To use LLM-Grounder, the user first needs a 3D scan of the desired space, a task that can be easily accomplished using the camera on any smartphone, or via a robot exploring and scanning the room. This scan is then run through existing software that will develop a 3D point cloud, or mesh, of the space.

LLM-Grounder adds another layer to these tools, overcoming imprecisions and limitations demonstrated by previous grounding techniques.
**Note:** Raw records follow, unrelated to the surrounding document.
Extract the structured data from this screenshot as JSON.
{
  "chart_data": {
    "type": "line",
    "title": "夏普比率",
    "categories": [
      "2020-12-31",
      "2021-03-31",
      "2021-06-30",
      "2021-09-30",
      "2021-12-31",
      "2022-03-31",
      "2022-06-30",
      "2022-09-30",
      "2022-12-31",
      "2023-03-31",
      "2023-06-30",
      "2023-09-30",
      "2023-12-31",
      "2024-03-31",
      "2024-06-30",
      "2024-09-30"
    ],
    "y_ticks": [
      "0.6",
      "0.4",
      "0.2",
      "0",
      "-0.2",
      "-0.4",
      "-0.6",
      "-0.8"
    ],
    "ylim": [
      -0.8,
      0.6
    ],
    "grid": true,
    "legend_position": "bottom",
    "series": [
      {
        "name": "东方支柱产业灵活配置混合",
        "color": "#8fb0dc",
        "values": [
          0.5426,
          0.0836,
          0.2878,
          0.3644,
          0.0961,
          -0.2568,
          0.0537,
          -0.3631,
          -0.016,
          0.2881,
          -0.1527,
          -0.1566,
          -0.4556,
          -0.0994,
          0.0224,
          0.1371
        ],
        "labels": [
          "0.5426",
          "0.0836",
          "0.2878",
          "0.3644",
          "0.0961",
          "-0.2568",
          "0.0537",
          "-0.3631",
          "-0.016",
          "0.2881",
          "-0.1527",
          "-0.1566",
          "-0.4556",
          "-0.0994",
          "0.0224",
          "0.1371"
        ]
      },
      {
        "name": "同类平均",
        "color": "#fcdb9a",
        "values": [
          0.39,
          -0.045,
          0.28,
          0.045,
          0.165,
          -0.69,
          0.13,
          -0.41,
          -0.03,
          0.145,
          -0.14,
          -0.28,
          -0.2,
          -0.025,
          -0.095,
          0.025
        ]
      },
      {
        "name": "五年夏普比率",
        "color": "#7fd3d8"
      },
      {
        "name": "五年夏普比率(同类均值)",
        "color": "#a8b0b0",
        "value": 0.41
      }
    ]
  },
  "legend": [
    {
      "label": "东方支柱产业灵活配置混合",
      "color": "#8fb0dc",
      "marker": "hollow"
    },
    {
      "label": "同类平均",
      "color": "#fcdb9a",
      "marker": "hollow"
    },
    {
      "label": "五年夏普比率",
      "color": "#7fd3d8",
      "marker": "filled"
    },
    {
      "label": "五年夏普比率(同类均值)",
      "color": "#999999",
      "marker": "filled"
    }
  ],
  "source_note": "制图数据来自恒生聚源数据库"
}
It thus allows users to essentially interact in a natural way with a 3D scene through an LLM.

In this way, LLM-Grounder, when added to existing grounding techniques, is a versatile and accurate tool that responds intelligently to user requests and functions in virtually any 3D space. 

For instance, to return to our first example, if you were to tell LLM-Grounder you were hungry and wanted something to eat, the tool would not only understand what you were asking, but would also be able to reason logically about how to resolve your request and locate the solution within a 3D space accurately.

“In addition to enabling more accurate 3D grounding, LLM-Grounder is designed to be flexible,” said Yang. “It doesn’t require the same rigid language that you see with existing home virtual systems like Google Home or Alexa.”

This combination of an adaptable LLM with prior 3D grounding technologies is a step forward in the development of more intuitive and responsive household virtual agents and robots. 

“The latest developments in AI technology and LLMs especially have translated into much stronger language comprehension and grounding capabilities,” said Yang. “Leveraging these abilities, LLM-Grounder enables smooth, natural, and multi-term dialogue with the user, making it more user-friendly and convenient.”

With the development of LLMs accelerating at a rapid pace, this is only the beginning for such applications, and there are certainly further improvements to be made. That said, LLM-Grounder serves as a strong example of the potential for LLMs to transform AI technology.

“This work provides a unique baseline for exciting advancements in the future,” said Chai, “and we are looking forward to seeing where these developments can take us.”